Whenever it comes to cryptocurrency transactions, people are always doubtful, and the questions about the authenticity of the transactions along with the allegation of money-laundering are raised.
A Wall Street Journal investigation report was published recently in which it is claimed that the cryptocurrency conversion platform named ShapeShift had supported and conducted money laundering activities worth at least $9 million over several years.
On this claim made by the WSJ, one blockchain analytics firm named CipherBlade has responded (on the request of ShapeShift) that the 2018 report published by the WSJ has found below than $3 million in transactions which were using potentially stained funds.
“Of the ShapeShift addresses which receive ETH within three hops from the initial dirty addresses, less than half of the ETH traded through them are tainted. Using the most generous assumptions, this is still only 23.53 percent of the WSJ’s claimed $9 million.”
When the WSJ was reached to ask about the investigative process, its spokesperson said,
“An analysis looking at individual tainted Ethereum coins, rather than tainted wallets, would be a different project than what the Journal embarked on, and one we can’t comment on because we have not reviewed it.”

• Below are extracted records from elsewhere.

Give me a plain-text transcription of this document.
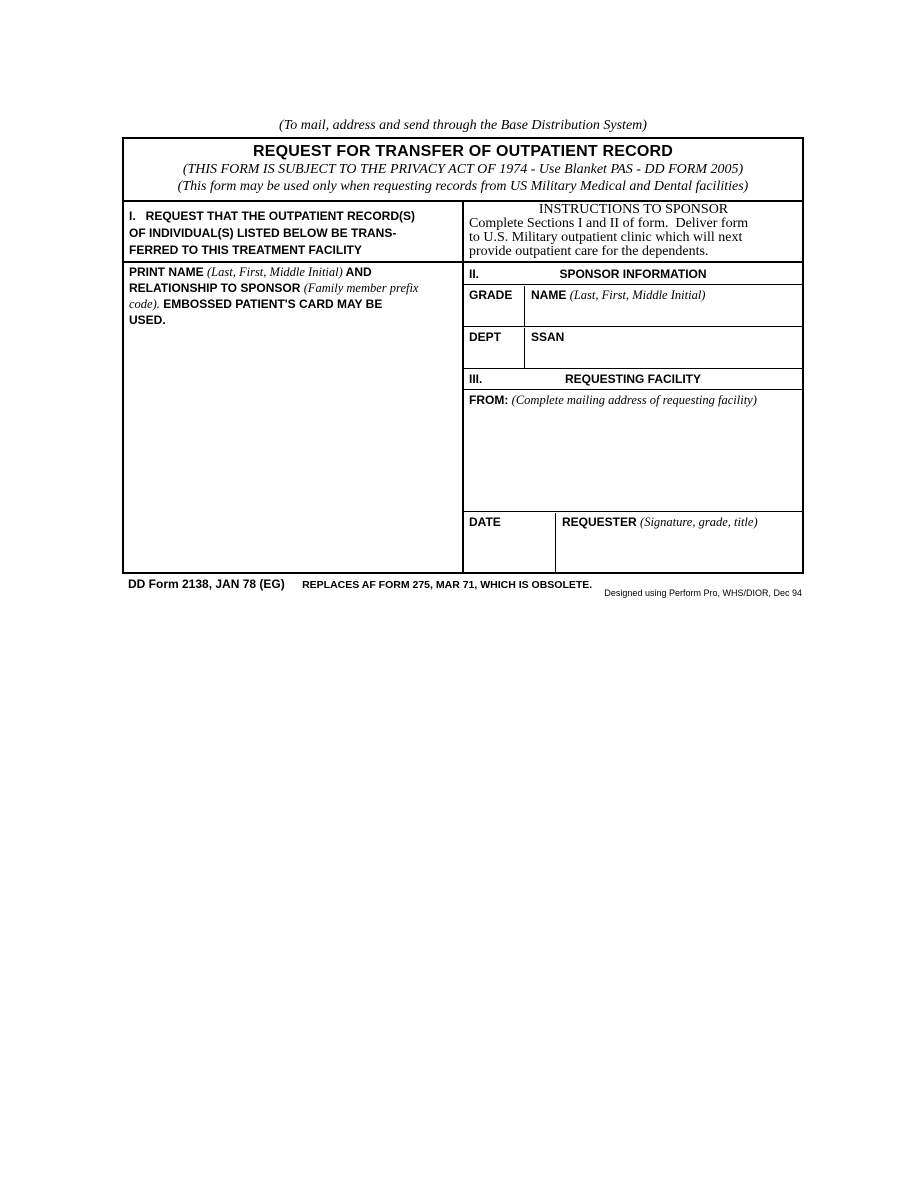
(To mail, address and send through the Base Distribution System)
REQUEST FOR TRANSFER OF OUTPATIENT RECORD
(THIS FORM IS SUBJECT TO THE PRIVACY ACT OF 1974 - Use Blanket PAS - DD FORM 2005)
(This form may be used only when requesting records from US Military Medical and Dental facilities)
I.   REQUEST THAT THE OUTPATIENT RECORD(S)
OF INDIVIDUAL(S) LISTED BELOW BE TRANS-
FERRED TO THIS TREATMENT FACILITY
PRINT NAME (Last, First, Middle Initial) AND
RELATIONSHIP TO SPONSOR (Family member prefix
code). EMBOSSED PATIENT'S CARD MAY BE
USED.
INSTRUCTIONS TO SPONSOR
Complete Sections I and II of form.  Deliver form
to U.S. Military outpatient clinic which will next
provide outpatient care for the dependents.
II.	SPONSOR INFORMATION
GRADE NAME (Last, First, Middle Initial)
DEPT SSAN
III.	REQUESTING FACILITY
FROM: (Complete mailing address of requesting facility)
DATE	REQUESTER (Signature, grade, title)
DD Form 2138, JAN 78 (EG) REPLACES AF FORM 275, MAR 71, WHICH IS OBSOLETE.
Designed using Perform Pro, WHS/DIOR, Dec 94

The CEO of Coinfirm said that one could not make an exact accurate claim in this matter and there is no clear and specific answer to the exact amount which was laundered through the platform. We can not forget the fact that till October 2018, ShapeShift was not performing KYC identity check-p drill. He said that if one does not know the authentic user/client who has transacted the money, you can not do anything. This is precisely why KYC is extremely important.
He also added that one must not forget that the truth is always in the grey area.
Coinfirm issued its own report which was dedicated to the risks associated with crypto platforms. In this report, ShapeShift was under the “high risk” category in terms of its anti-money laundering structure and compliance with the rules and regulations. This was because the ShapeShift was not following the KYC procedure, as we saw above.